El terrorista del ISIS aparece empuñando un cuchillo y preparándose para cortarle la garganta a la persona que está siendo filmada. Un crítico dijo que el trabajo de la artista de 22 años Anne Bothmer llevó innecesariamente visitantes del festival, incluidos niños, cara a cara con el terrorismo. La artista defendió su derecho a estimular la discusión a través de lo que ella llamó un enfoque provocador.

© Anne Bothmer
© Anne Bothmer
© Anne Bothmer

El dolor fantasma es una sensación de dolor que se experimenta como proveniente de una extremidad amputada. Es un fenómeno normal y común después de una amputación, ocurre en aproximadamente el 70% de los pacientes. El dolor fantasma siempre puede estar presente.

La obra de arte, que es parte de una exposición en el festival de arte y música de Gogbot en la ciudad de Enschede, en el este de Holanda, presenta una imagen de tamaño completo del terrorista ISIS Jihadi John vestido completamente de negro impreso en una tabla de madera. Al lado del verdugo de ISIS se sienta su víctima vestida de naranja arrodillado sobre la arena poco antes de ser decapitado.

Sin embargo, la cara de la víctima está cortada del tablero, lo que permite a los visitantes de la exposición de arte posar para una imagen como una víctima de ISIS.

Los camiones que conducían contra las multitudes, los bombardeos y los tiroteos causaron una corriente masiva de reacciones irracionales. Como espectadores de estos ataques, no queremos experimentarlos, pero queremos ser parte de ellos. El tono general de los mensajes que se producen después amplía el sentimiento de victimización colectiva de los ciudadanos europeos. Pero, en comparación, solo hubo unos pocos que estuvieron realmente presentes en los ataques y el resto de Europa solo los percibió a través de imágenes cinematográficas y fotográficas.

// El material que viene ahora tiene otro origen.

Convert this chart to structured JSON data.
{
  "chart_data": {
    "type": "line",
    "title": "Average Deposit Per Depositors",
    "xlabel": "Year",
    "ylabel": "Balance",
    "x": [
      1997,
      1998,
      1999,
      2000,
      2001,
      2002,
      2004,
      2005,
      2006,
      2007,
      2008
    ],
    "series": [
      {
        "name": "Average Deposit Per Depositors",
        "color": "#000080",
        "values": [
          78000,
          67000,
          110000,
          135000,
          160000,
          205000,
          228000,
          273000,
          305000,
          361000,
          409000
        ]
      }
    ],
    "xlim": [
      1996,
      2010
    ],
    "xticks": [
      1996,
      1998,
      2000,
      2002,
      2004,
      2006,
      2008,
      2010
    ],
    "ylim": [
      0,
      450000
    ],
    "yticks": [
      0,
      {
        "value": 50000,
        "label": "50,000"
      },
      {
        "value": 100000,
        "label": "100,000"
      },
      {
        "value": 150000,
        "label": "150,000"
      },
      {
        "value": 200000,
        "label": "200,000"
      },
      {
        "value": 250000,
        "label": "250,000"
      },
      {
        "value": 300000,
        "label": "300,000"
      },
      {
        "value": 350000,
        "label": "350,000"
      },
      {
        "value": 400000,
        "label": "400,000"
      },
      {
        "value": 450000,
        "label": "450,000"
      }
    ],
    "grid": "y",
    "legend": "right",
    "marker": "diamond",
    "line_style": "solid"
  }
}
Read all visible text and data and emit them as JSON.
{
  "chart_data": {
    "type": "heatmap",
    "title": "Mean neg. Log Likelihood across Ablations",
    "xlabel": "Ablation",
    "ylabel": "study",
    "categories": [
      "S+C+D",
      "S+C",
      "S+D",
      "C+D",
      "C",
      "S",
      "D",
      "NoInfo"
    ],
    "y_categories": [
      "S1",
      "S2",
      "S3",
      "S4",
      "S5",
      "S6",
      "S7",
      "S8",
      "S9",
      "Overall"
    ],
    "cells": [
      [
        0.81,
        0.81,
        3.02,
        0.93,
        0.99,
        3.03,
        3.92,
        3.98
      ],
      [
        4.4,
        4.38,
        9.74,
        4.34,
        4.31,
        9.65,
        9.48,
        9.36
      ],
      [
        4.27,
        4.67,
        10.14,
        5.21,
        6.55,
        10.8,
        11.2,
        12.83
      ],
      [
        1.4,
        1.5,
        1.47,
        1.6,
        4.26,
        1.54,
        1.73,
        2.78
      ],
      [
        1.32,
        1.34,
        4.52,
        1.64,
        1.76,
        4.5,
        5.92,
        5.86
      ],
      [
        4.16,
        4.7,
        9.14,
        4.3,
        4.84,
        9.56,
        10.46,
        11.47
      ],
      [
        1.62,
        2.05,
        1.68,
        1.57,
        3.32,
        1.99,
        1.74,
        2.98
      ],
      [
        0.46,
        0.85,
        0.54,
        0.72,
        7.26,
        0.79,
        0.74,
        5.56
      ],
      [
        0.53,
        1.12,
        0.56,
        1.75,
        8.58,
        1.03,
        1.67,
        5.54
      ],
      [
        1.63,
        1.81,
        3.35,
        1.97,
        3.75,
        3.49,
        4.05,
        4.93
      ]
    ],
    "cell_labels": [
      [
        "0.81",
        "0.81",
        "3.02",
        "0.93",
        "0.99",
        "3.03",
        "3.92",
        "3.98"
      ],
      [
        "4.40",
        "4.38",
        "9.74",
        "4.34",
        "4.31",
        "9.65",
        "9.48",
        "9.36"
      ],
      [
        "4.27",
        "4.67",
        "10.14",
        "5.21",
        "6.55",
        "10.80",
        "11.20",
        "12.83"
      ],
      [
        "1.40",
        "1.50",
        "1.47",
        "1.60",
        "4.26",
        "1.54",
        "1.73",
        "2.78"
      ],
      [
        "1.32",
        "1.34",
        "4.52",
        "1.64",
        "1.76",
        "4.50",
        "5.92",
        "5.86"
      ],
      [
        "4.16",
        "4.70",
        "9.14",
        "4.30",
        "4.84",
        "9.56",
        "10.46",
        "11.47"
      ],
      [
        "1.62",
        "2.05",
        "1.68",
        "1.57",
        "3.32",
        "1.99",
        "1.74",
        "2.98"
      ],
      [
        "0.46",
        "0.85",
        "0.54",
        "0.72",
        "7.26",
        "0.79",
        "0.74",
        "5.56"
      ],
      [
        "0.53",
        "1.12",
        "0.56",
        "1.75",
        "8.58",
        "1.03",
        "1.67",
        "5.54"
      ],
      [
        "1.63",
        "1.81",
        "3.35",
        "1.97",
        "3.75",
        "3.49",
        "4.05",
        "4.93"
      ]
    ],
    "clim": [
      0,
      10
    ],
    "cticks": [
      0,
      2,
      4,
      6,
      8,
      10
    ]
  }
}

Al usar un enfoque provocador, mi trabajo une estos eventos traumáticos con nuestra propia hiperrealidad, mediante la cual el espectador puede revisar su posición“, dice la artista.

Bothmer quiere cuestionar la victimización colectiva en Occidente. “Me parece extraño que veamos ataques como los que ocurren en París desde la distancia y luego pretendemos sentirlos como un ataque contra todos nosotros”, explica. “Lo vemos en nuestro teléfono y luego tomamos una taza de café y lo olvidamos nuevamente. Entonces no entiendo por qué la gente se siente tan involucrada. ¿Somos espectadores o somos víctimas?

Más allá de las ganas de varios políticos de esa ciudad de levantar la muestra (según el alcalde, no se han violado leyes) el objetivo primario de Bothmer de provocar está hecho. También nos mueve el piso a nosotros como espectadores como parte de ese tipo de post-terrorismo inaugurado a lo grande con las Torres Gemelas como una forma cruel de teatro en la calle y en vivo, donde si la gente no mira, el acto no tiene éxito. “Nosotros también influimos en la dinámica del terror y la simpatía amenaza con volverse trivial con hashtags como ‘Ore por …’“.